Among the 622 patients included, 567 (91.2%) ultimately treated a migraine with a study drug (n = 285 DFN-15; n = 282 placebo). At 2 hours postdose, 35.6% of patients treated with DFN-15 were pain-free versus 21.7% of patients who received placebo (odds ratio [OR] 2.00, 95% CI, 1.36-2.94; P <.001). In addition, treatment with DFN-15 was significantly superior versus placebo for freedom from the MBS (57.8% [134/232] vs 44.8% [104/232]; OR 1.68; 95% CI, 1.17-2.43; P = .007).

Of the 285 patients who received treatment with DFN-15, 13.3% reported a treatment-emergent adverse event (TEAE) compared with 8.9% of patients treated with placebo. Study drug-related TEAEs were reported in 9.1% (26/282) of patients administered DFN-15 compared with 6.0% (17/282) of patients in the placebo group. The most common study drug-related TEAEs were dysgeusia and nausea, reported in 4.2% and 3.2% of DFN-15-administered patients, respectively. Reported adverse events were mostly mild and common for the known safety and tolerability profile of celecoxib.

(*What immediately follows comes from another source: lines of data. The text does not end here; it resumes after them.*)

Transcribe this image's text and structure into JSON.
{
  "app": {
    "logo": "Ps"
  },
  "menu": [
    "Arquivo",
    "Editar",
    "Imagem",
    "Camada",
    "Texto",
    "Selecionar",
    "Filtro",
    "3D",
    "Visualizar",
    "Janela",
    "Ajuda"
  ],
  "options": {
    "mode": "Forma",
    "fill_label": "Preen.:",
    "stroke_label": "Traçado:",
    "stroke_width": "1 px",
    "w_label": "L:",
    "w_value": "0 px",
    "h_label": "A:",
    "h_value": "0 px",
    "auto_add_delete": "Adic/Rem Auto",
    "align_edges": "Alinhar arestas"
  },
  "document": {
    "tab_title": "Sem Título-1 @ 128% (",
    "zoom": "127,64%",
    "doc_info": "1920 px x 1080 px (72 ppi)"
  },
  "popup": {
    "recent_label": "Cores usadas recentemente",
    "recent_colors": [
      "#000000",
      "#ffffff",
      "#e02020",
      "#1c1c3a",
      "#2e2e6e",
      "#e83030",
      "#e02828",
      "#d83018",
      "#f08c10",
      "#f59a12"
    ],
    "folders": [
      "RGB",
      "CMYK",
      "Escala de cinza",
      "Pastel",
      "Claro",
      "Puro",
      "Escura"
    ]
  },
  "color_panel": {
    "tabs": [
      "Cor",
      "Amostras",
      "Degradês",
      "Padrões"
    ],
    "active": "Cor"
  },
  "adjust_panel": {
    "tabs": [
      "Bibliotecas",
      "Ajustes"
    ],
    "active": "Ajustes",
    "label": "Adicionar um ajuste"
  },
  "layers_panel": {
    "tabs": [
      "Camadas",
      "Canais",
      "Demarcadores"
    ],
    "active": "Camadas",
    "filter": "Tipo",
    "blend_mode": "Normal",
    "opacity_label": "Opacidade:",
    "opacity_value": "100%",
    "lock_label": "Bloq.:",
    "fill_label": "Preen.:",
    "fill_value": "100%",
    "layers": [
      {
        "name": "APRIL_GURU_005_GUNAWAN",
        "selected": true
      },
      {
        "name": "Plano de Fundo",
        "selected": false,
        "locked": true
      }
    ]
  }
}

DFN-15 was also effective across multiple secondary endpoints, including pain relief, change in functional disability from baseline, relief of photophobia, 24-hour treatment satisfaction, use of rescue medication, and sustained pain relief and pain freedom. Patients did not experience any changes in vital signs or laboratory values.

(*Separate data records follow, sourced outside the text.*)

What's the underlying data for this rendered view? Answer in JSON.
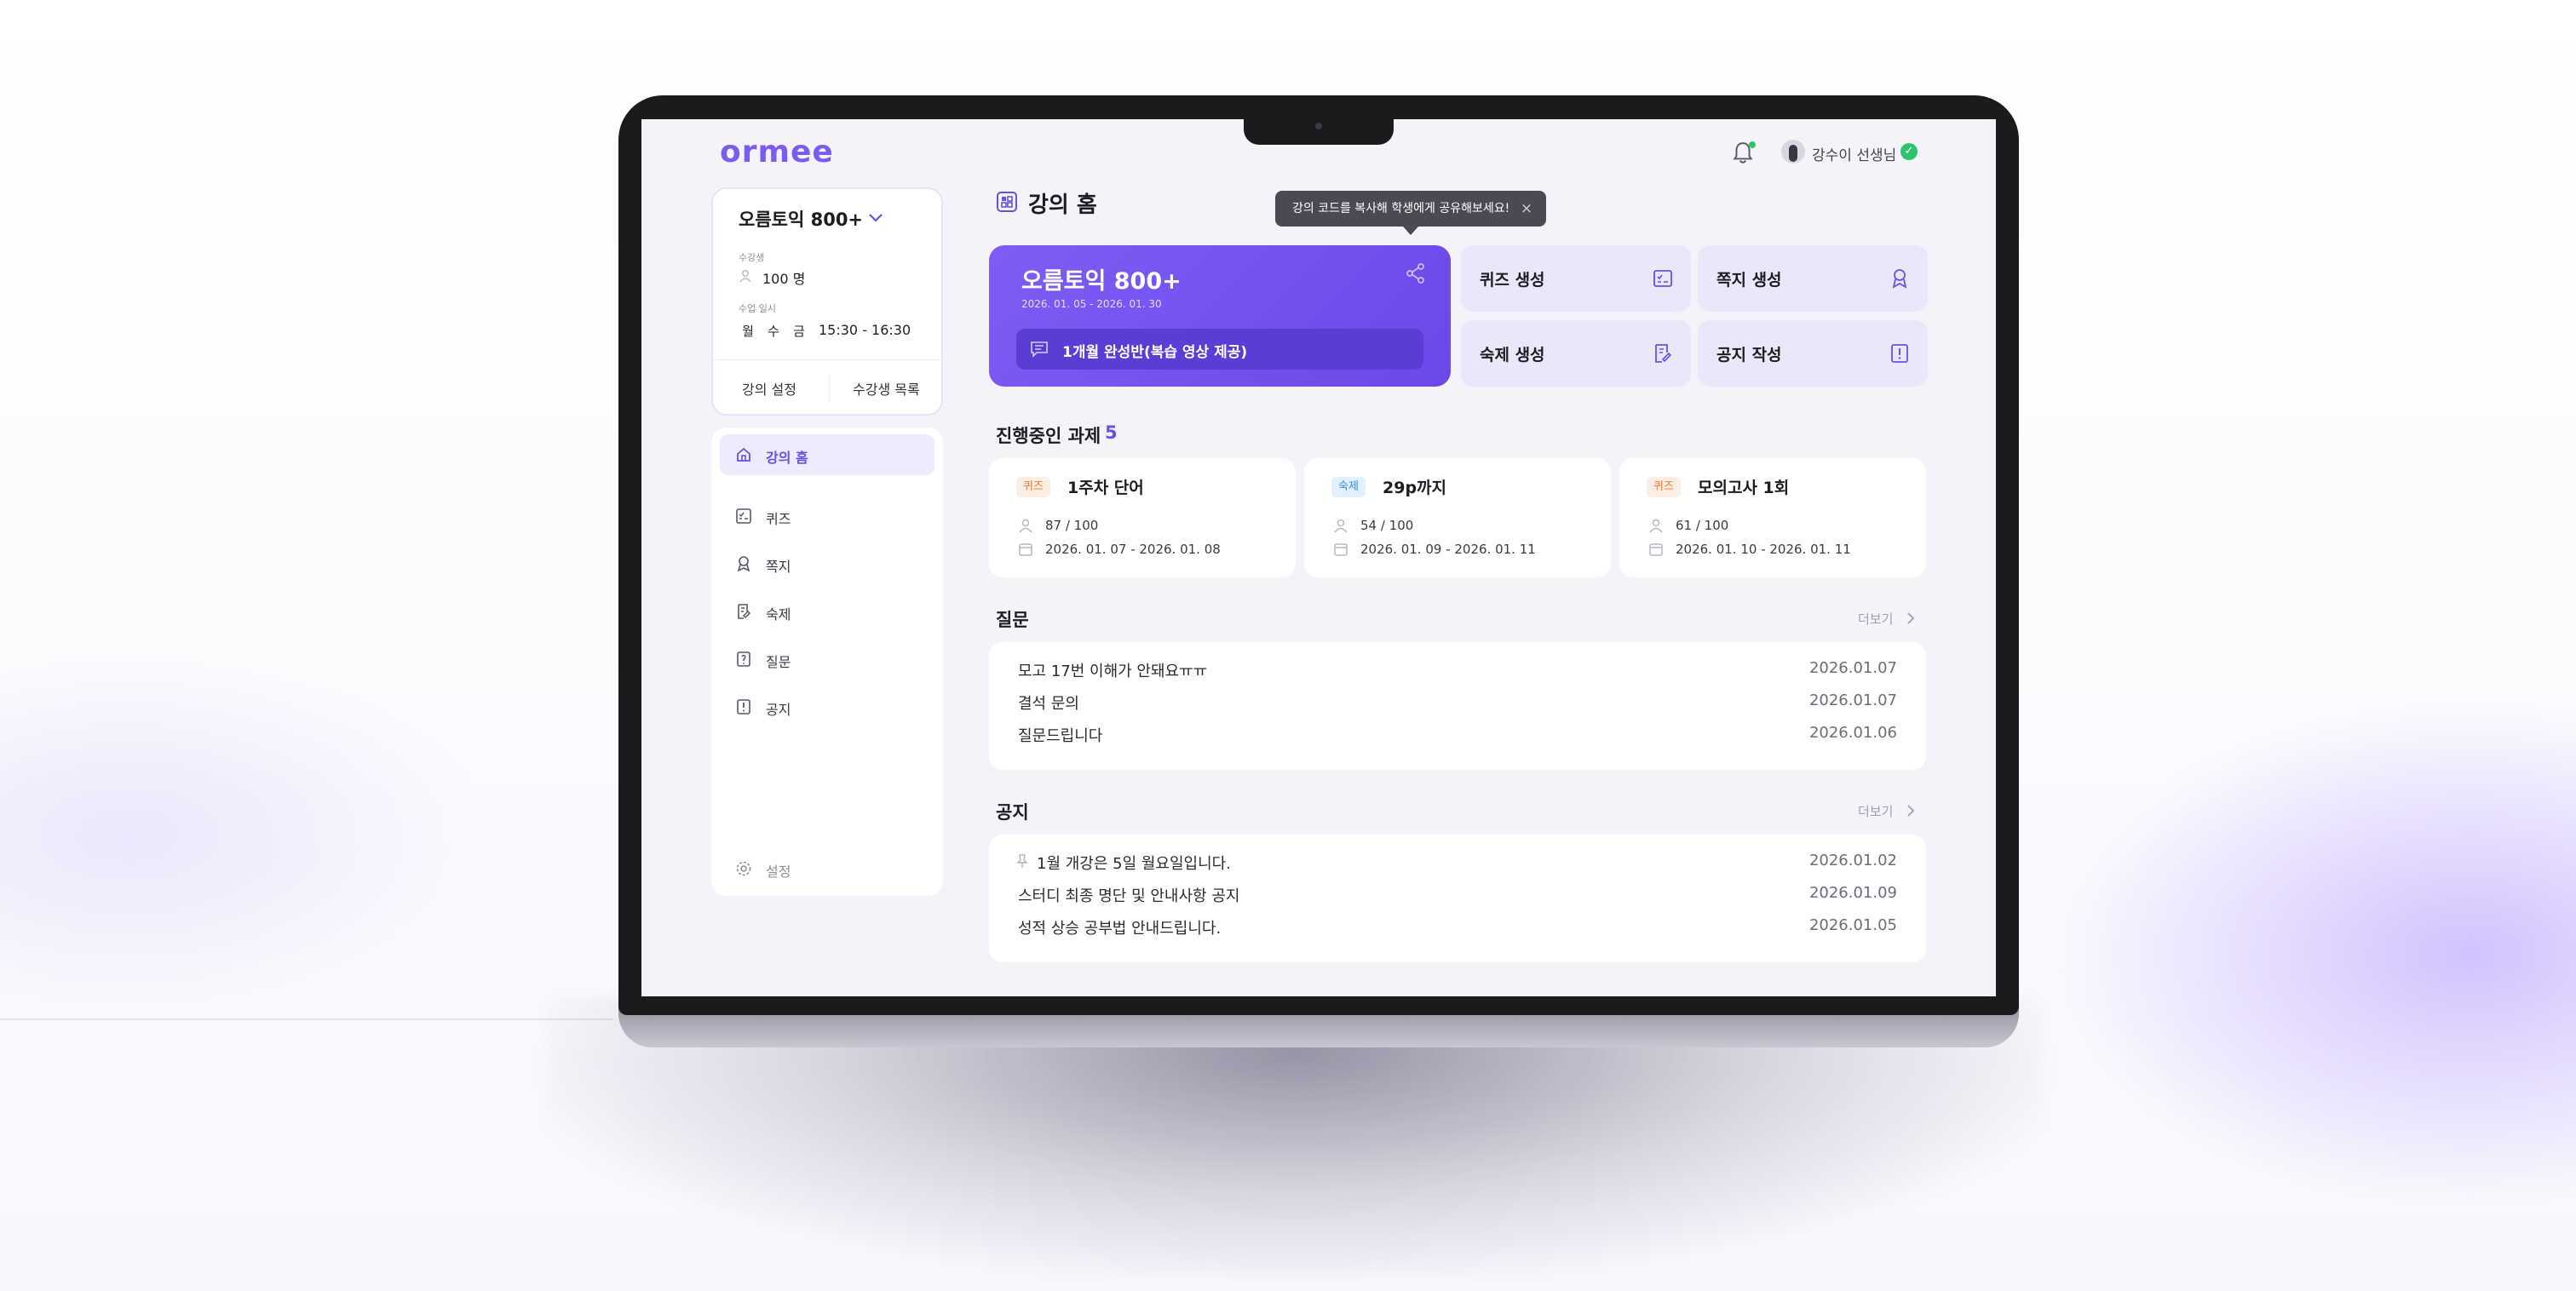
{
  "header": {
    "logo": "ormee",
    "teacher_name": "강수이 선생님"
  },
  "class_card": {
    "name": "오름토익 800+",
    "students_label": "수강생",
    "students_value": "100 명",
    "schedule_label": "수업 일시",
    "days": [
      "월",
      "수",
      "금"
    ],
    "time": "15:30 - 16:30",
    "settings_button": "강의 설정",
    "students_button": "수강생 목록"
  },
  "sidebar": {
    "items": [
      {
        "label": "강의 홈",
        "icon": "home-icon"
      },
      {
        "label": "퀴즈",
        "icon": "quiz-icon"
      },
      {
        "label": "쪽지",
        "icon": "note-icon"
      },
      {
        "label": "숙제",
        "icon": "homework-icon"
      },
      {
        "label": "질문",
        "icon": "question-icon"
      },
      {
        "label": "공지",
        "icon": "notice-icon"
      }
    ],
    "settings_label": "설정"
  },
  "page": {
    "title": "강의 홈"
  },
  "tooltip": {
    "text": "강의 코드를 복사해 학생에게 공유해보세요!",
    "close": "×"
  },
  "hero": {
    "title": "오름토익 800+",
    "dates": "2026. 01. 05 - 2026. 01. 30",
    "subtitle": "1개월 완성반(복습 영상 제공)"
  },
  "quick_actions": [
    {
      "label": "퀴즈 생성",
      "icon": "quiz-icon"
    },
    {
      "label": "쪽지 생성",
      "icon": "note-icon"
    },
    {
      "label": "숙제 생성",
      "icon": "homework-icon"
    },
    {
      "label": "공지 작성",
      "icon": "notice-icon"
    }
  ],
  "tasks_section": {
    "title": "진행중인 과제",
    "count": "5",
    "tasks": [
      {
        "badge": "퀴즈",
        "title": "1주차 단어",
        "progress": "87 / 100",
        "period": "2026. 01. 07 - 2026. 01. 08"
      },
      {
        "badge": "숙제",
        "title": "29p까지",
        "progress": "54 / 100",
        "period": "2026. 01. 09 - 2026. 01. 11"
      },
      {
        "badge": "퀴즈",
        "title": "모의고사 1회",
        "progress": "61 / 100",
        "period": "2026. 01. 10 - 2026. 01. 11"
      }
    ]
  },
  "questions": {
    "title": "질문",
    "more": "더보기",
    "rows": [
      {
        "text": "모고 17번 이해가 안돼요ㅠㅠ",
        "date": "2026.01.07"
      },
      {
        "text": "결석 문의",
        "date": "2026.01.07"
      },
      {
        "text": "질문드립니다",
        "date": "2026.01.06"
      }
    ]
  },
  "notices": {
    "title": "공지",
    "more": "더보기",
    "rows": [
      {
        "text": "1월 개강은 5일 월요일입니다.",
        "date": "2026.01.02",
        "pinned": true
      },
      {
        "text": "스터디 최종 명단 및 안내사항 공지",
        "date": "2026.01.09"
      },
      {
        "text": "성적 상승 공부법 안내드립니다.",
        "date": "2026.01.05"
      }
    ]
  },
  "colors": {
    "accent": "#6a4fe8",
    "hero": "#7b5cf3",
    "quiz_badge": "#f07a2a",
    "homework_badge": "#3c8be0",
    "verified": "#2ec46b"
  }
}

The investigators pointed out that while both the liquid DFN-15 and 400 mg oral capsule formulations of celecoxib are effective for acute migraine, DFN-15 “produces higher peak plasma concentrations, is more rapidly absorbed, and has a shorter time to maximal concentration than celecoxib 400 mg oral capsules.”

“The faster time to maximum plasma concentration could translate into more rapid onset of pain relief, which is a treatment priority for people with migraine,” they wrote, noting that the “higher bioavailability could result in lower dose requirements and, in turn, greater GI [gastrointestinal] safety and tolerability.”
REFERENCE
Lipton RB, Munjal S, Brand-Schieber E, Tepper SJ, Dodick DW. Efficacy, tolerability, and safety of DFN-15 (celecoxib oral solution, 25 mg/ml) in the acute treatment of episodic migraine: a randomized, double-blind, placebo-controlled study. Headache. Published online October 24, 2019. doi:10.1111/head.13663.